Le capitaine dyslexique se tourne vers ses inconditionnels et s’efforce de les garder dans son giron. Et il cherche à renforcer les alliances avec ses plus fervents partisans. Au Brésil, les généraux bradeurs, les hordes évangéliques, les milices, les forces policières et militaires. Dans le monde, Trump et le christianisme fondamentaliste, aux USA ; Netanyahu, en Israël ; Piñeda, au Chili, et ainsi de suite. Ne croyant déjà plus en la possibilité de conquérir l’hégémonie sur la population brésilienne, il cherche à construire et à consolider le mouvement extrémiste, inséré dans la constellation de l’extrême droite internationale, avec un accent particulier sur l’Amérique et l’Europe. Il espère survivre jusqu’en 2022 et, éventuellement, se proposer à nouveau comme président.
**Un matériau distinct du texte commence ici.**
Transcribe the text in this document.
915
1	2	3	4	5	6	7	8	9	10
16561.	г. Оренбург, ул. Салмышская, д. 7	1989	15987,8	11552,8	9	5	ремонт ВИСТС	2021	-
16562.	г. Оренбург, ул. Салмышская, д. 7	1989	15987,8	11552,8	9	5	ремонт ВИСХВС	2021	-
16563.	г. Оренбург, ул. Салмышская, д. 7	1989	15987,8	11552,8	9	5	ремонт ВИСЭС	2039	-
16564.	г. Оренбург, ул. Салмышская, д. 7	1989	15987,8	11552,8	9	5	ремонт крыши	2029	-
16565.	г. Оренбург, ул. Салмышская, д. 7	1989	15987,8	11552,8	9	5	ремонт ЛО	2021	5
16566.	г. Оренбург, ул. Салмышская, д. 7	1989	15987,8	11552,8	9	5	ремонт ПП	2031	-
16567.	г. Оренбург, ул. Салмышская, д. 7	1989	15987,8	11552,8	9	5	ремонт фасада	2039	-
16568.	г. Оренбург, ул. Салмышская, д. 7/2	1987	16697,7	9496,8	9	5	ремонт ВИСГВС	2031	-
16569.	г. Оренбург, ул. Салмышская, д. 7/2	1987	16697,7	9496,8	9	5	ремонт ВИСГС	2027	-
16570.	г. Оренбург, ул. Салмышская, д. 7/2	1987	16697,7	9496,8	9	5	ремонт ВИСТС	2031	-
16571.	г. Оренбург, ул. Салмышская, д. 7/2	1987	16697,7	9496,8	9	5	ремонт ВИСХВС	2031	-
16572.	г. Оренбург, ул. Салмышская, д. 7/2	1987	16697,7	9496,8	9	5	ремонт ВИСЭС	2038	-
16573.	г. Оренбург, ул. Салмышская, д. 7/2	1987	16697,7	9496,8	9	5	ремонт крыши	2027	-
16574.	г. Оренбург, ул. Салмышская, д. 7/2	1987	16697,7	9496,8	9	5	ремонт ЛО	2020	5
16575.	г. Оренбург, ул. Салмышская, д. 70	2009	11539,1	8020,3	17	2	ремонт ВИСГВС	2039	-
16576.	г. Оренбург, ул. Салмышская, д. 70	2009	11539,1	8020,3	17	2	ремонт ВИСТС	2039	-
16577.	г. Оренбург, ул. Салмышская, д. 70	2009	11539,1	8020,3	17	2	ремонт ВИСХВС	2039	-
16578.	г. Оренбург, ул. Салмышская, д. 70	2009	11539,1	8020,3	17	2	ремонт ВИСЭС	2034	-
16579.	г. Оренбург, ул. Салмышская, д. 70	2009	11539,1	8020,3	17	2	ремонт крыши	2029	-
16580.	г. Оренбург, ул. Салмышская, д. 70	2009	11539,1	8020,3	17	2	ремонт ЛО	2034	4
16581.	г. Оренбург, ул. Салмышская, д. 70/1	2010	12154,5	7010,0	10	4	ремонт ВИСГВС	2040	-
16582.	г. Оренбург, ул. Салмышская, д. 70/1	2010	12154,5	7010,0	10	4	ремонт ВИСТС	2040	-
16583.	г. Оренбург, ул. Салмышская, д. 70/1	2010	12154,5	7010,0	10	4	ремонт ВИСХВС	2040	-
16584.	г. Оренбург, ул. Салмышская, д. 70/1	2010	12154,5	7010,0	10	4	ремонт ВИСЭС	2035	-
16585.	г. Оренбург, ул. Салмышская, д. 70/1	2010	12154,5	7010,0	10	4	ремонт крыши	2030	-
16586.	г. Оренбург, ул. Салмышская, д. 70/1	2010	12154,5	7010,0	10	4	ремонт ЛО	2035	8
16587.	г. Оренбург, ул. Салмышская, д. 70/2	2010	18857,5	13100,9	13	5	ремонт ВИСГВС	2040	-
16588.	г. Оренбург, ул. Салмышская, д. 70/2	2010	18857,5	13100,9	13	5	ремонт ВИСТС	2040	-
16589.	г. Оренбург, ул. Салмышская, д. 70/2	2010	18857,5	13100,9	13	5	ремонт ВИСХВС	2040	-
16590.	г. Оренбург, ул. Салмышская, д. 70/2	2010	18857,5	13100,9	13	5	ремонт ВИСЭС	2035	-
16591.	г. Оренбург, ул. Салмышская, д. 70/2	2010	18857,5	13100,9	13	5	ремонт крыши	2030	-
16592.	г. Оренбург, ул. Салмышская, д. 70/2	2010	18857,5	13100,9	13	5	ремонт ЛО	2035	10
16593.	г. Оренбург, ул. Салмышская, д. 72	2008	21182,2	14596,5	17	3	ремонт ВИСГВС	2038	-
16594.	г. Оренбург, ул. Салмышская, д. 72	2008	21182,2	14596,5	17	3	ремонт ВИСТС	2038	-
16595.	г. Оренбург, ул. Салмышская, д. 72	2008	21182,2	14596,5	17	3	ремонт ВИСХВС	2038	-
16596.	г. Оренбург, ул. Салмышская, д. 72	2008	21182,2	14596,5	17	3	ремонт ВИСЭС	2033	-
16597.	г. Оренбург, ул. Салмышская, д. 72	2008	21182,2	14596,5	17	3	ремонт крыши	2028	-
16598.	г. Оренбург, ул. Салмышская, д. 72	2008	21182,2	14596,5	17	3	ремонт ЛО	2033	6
S’adressant au public interne, indifférent au monde, Bolsonaro a chanté les les louanges pour ses passions, déclaré son amour pour Trump dans les couloirs de l’ONU, mais il a oublié Rodrigo Maia, le marais du Centrão [les parlementaires qui se vendent au plus offrant, NdT] et le Parlement conservateur, précisément ceux qui ont dans leurs mains, de plus en plus, le Bic qui signe les grandes décisions putschistes !
NdT
*Olavo de Carvalho, le gourou de Bolsonaro, est le maître à penser de la “nouvelle droite alternative » brésilienne, aujourd’hui au pouvoir. Installé en Virginie, il distille sa « pensée » via ses livres et youtube. Estimant que le nazisme est une idéologie de gauche et l’Inquisition catholique une invention des protestants, il a entre autres mérites, celui d’avoir fait de l’astrologie une discipline universitaire au Brésil. Bref, un Steve Bannon de Carnaval de Rio.